Die einfachste Möglichkeit, schnell große Mengen frische Luft in das Innere einer Yacht zu befördern, stellen Luken dar. Dabei gibt es zwei Wege, selbige zu montieren. Entweder mit der Öffnung zum Bug oder aber mit der Öffnung zum Heck ausgerichtet.

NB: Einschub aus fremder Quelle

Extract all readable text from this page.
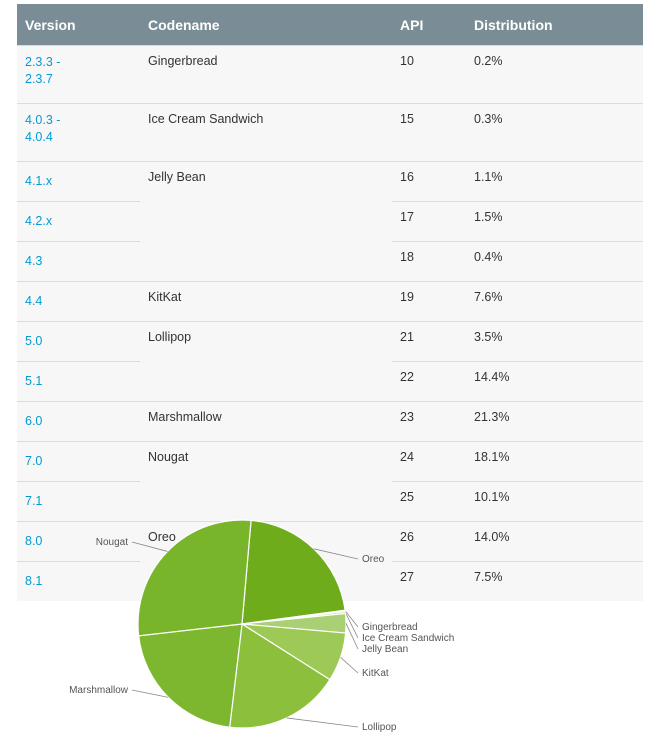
Version	Codename	API	Distribution
2.3.3 -
2.3.7	Gingerbread	10	0.2%
4.0.3 -
4.0.4	Ice Cream Sandwich	15	0.3%
4.1.x	Jelly Bean	16	1.1%
4.2.x		17	1.5%
4.3		18	0.4%
4.4	KitKat	19	7.6%
5.0	Lollipop	21	3.5%
5.1		22	14.4%
6.0	Marshmallow	23	21.3%
7.0	Nougat	24	18.1%
7.1		25	10.1%
8.0	Oreo	26	14.0%
8.1		27	7.5%
Oreo
Gingerbread
Ice Cream Sandwich
Jelly Bean
KitKat
Lollipop
Marshmallow
Nougat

Erfahrungsgemäß liegt das Schiff die meiste Zeit im Hafen oder am Ankerplatz mit dem Bug im Wind. Da wäre es sinnvoll, die Luken nach vorn zu öffnen. Frische Luft wird auf diesem Wege in das Schiff und durch den Niedergang wieder nach draußen geblasen. Auf ihrem Weg durch den Salon kann die angenehme Brise diverse Wassermoleküle Huckepack nehmen. Einziger Haken: Setzt Regen ein, wird das eine Milchmädchen-Rechnung, da dann anstatt der trocknen Luft der nasse Regen mit dem Wind durch die offene Luke ins Schiff gelangt. Folglich wäre es gut, die Luke umzudrehen. Dann regnet es zwar nicht mehr hinein, aber es weht auch kaum noch ein Lüftchen durchs Boot. Jede Variante hat Vor- und Nachteile. Ein Mix aus beidem — sofern platzmäßig möglich — ist die beste Lösung.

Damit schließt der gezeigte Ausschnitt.